La rareté de la main-d’oeuvre a obligé la Coopérative forestière Petit Paris et son directeur général, Alain Paradis, à revoir sa façon de faire.

L’attractivité est la clé pour la Coop forestière de Petit-Paris

(ACB) — La rareté de la main-d’œuvre complexifie les opérations de la Coopérative forestière de Petit Paris (CFPP) de Saint-Ludger-de-Milot. L’entrepreneur général en opération forestière et en travaux sylvicoles, qui opère également une usine, doit adopter une approche novatrice afin de recruter et de conserver ses employés.

Le processus d’embauche est ardu, depuis quelques années, pour la coopérative, qui existe depuis 50 ans et qui emploie, en saison forte, plus de 250 personnes en forêt et une centaine en usine. Sans grande surprise, la relève se fait rare.

La baisse du marché survenue au cours des dernières années a amoindri les besoins, mais le directeur général de la coopérative, Alain Paradis, explique que le déséquilibre se fait sentir depuis peu. « On est maintenant en rareté de main-d’œuvre, voire en pénurie, dans certains métiers, dont les métiers spécialisés, comme ceux de mécaniciens et d’électromécaniciens », affirme-t-il.

La coopérative peine à recruter et à conserver cette main-d’œuvre spécialisée, qui est grandement sollicitée et séduite par la grande entreprise. Les grands projets attendus au Saguenay–Lac-Saint-Jean préoccupent donc les gestionnaires, puisque les nouvelles entreprises auront besoin de centaines de personnes.

Le problème de la main-d’œuvre en forêt date, quant à lui, de plusieurs années. La crise forestière des années 2010 a envoyé un signal défavorable envers le secteur. « Les jeunes ont délaissé ce domaine à tous les niveaux. Ça se replace, un peu. La forêt se retrouve en carence de relève. De vieux entrepreneurs qui ont travaillé toute leur vie n’arrivent pas à trouver une relève leur permettant de prendre leur retraite. [...] C’est dommage, ce sont de beaux emplois pour les gens qui aiment la nature ou opérer des machines », confie l’ingénieur forestier de formation.

La distance joue également en défaveur de la coopérative alors que les grands bassins de populations se retrouvent à Alma et à Dolbeau-Mistassini, soit à plus d’une cinquantaine de kilomètres.

La rareté des travailleurs, combinée à leurs exigences, a amené la coopérative forestière à revoir ses pratiques au niveau de la gestion des ressources humaines.

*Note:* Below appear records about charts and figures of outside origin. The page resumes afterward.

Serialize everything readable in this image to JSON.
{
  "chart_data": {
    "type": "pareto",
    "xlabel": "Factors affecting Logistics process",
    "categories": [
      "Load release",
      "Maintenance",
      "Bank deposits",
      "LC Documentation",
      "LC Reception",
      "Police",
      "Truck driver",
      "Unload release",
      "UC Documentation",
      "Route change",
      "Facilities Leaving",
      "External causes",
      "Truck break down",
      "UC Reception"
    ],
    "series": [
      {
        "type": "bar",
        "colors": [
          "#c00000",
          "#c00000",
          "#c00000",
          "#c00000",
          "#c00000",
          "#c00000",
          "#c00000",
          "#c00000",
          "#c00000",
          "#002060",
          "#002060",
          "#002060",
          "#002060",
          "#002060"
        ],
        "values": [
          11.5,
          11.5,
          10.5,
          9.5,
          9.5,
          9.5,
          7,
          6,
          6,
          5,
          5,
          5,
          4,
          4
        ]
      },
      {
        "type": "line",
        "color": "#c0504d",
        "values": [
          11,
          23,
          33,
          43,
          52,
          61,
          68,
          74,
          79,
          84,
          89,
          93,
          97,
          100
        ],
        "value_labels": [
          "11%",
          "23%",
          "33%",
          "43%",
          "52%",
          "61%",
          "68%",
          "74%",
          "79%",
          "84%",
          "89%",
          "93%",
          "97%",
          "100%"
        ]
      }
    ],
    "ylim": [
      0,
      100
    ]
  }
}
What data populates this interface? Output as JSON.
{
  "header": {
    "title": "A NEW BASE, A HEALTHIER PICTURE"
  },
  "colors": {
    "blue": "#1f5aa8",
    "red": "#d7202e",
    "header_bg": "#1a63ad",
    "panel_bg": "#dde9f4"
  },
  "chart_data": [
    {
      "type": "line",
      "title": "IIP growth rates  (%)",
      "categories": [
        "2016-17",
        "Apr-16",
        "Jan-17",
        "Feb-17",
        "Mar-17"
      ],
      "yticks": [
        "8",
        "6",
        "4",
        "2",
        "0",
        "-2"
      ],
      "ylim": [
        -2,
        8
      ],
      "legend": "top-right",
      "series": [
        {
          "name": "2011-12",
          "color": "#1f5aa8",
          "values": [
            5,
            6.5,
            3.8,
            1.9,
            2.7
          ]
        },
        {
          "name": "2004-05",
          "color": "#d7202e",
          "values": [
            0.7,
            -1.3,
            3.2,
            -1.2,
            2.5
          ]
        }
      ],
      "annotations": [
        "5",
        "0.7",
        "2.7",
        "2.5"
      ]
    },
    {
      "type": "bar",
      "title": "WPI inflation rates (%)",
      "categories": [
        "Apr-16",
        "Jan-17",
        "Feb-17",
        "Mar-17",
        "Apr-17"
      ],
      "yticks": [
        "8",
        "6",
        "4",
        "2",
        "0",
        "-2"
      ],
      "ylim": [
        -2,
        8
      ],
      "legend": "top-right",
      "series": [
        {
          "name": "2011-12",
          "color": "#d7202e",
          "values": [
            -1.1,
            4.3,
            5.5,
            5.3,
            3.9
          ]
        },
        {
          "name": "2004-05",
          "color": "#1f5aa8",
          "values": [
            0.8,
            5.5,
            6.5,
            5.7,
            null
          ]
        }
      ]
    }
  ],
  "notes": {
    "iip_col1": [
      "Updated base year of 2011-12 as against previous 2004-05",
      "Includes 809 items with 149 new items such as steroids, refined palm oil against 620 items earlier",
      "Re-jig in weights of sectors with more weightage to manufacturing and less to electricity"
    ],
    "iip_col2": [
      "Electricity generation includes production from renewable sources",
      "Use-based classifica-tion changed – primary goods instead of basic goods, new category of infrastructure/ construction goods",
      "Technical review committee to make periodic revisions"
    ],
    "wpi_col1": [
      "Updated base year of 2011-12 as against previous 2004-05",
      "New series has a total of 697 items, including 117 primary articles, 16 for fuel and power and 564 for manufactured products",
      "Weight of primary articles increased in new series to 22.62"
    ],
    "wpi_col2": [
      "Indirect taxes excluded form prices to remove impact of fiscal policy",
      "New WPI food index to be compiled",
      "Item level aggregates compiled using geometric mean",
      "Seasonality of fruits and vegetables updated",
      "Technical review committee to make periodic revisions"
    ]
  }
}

Une révision des horaires de travail, une souplesse quant aux périodes des vacances ainsi qu’une plus grande considération de la conciliation travail-famille permettent à l’entreprise de demeurer attractive aux yeux des travailleurs. Des primes de déplacement, une révision des taux horaires et un boni de performance s’ajoutent aux mesures mises en place dans l’usine. M. Paradis reconnaît qu’il faut de la main-d’œuvre supplémentaire pour orchestrer toutes ces mesures. « Il y a 10 ans, ce n’était pas une préoccupation. On disait : voilà ce qu’on offre. On s’adapte à la réalité et on offre des nouvelles mesures. [...] Notre stratégie est simple, si vous venez travailler avec nous, vous serez bien, on prend soin de vous et on vous offre une ambiance de travail intéressante et de bonnes conditions », expose-t-il.

Au quotidien, les opérateurs d’abatteuse se font rares. Les entrepreneurs doivent vivre avec les conséquences entourant le manque d’employés et la formation des nouveaux travailleurs. « Non seulement il en manque, mais ça prend deux ans à former un bon opérateur. 

Pendant deux ans à travailler avec un jeune, les propriétaires auront une carence au niveau de la production. Malheureusement, cela n’est couvert par aucun programme. S’il y a une baisse de production de 10 % causée par de nouveaux opérateurs, c’est le propriétaire qui en paie le prix », souligne M. Paradis.

Alain Paradis est conscient que l’attractivité est la clé. Toutefois, il est réaliste quant aux limites des secteurs dépendants des marchés.

Adapter les programmes de formation

Le directeur général de la CFPP réclame une modification des programmes de formation qui ne sont pas en adéquation avec la réalité du milieu. Il suggère une plus grande communication entre les formateurs et le milieu forestier. 

« On doit adapter les programmes de formation. Les étudiants pourraient débuter en centre de formation professionnelle et compléter leur formation en entreprise. Les propriétaires pourraient obtenir une compensation pour la perte de production. Ils pourraient former leur relève sans être pénalisés », explique celui qui œuvre dans le domaine depuis trois décennies.

Dans un monde idéal, la coopérative se chargerait elle-même de la formation de ses employés. Toutefois, la formation à l’interne est, pour le moment, une option trop dispendieuse.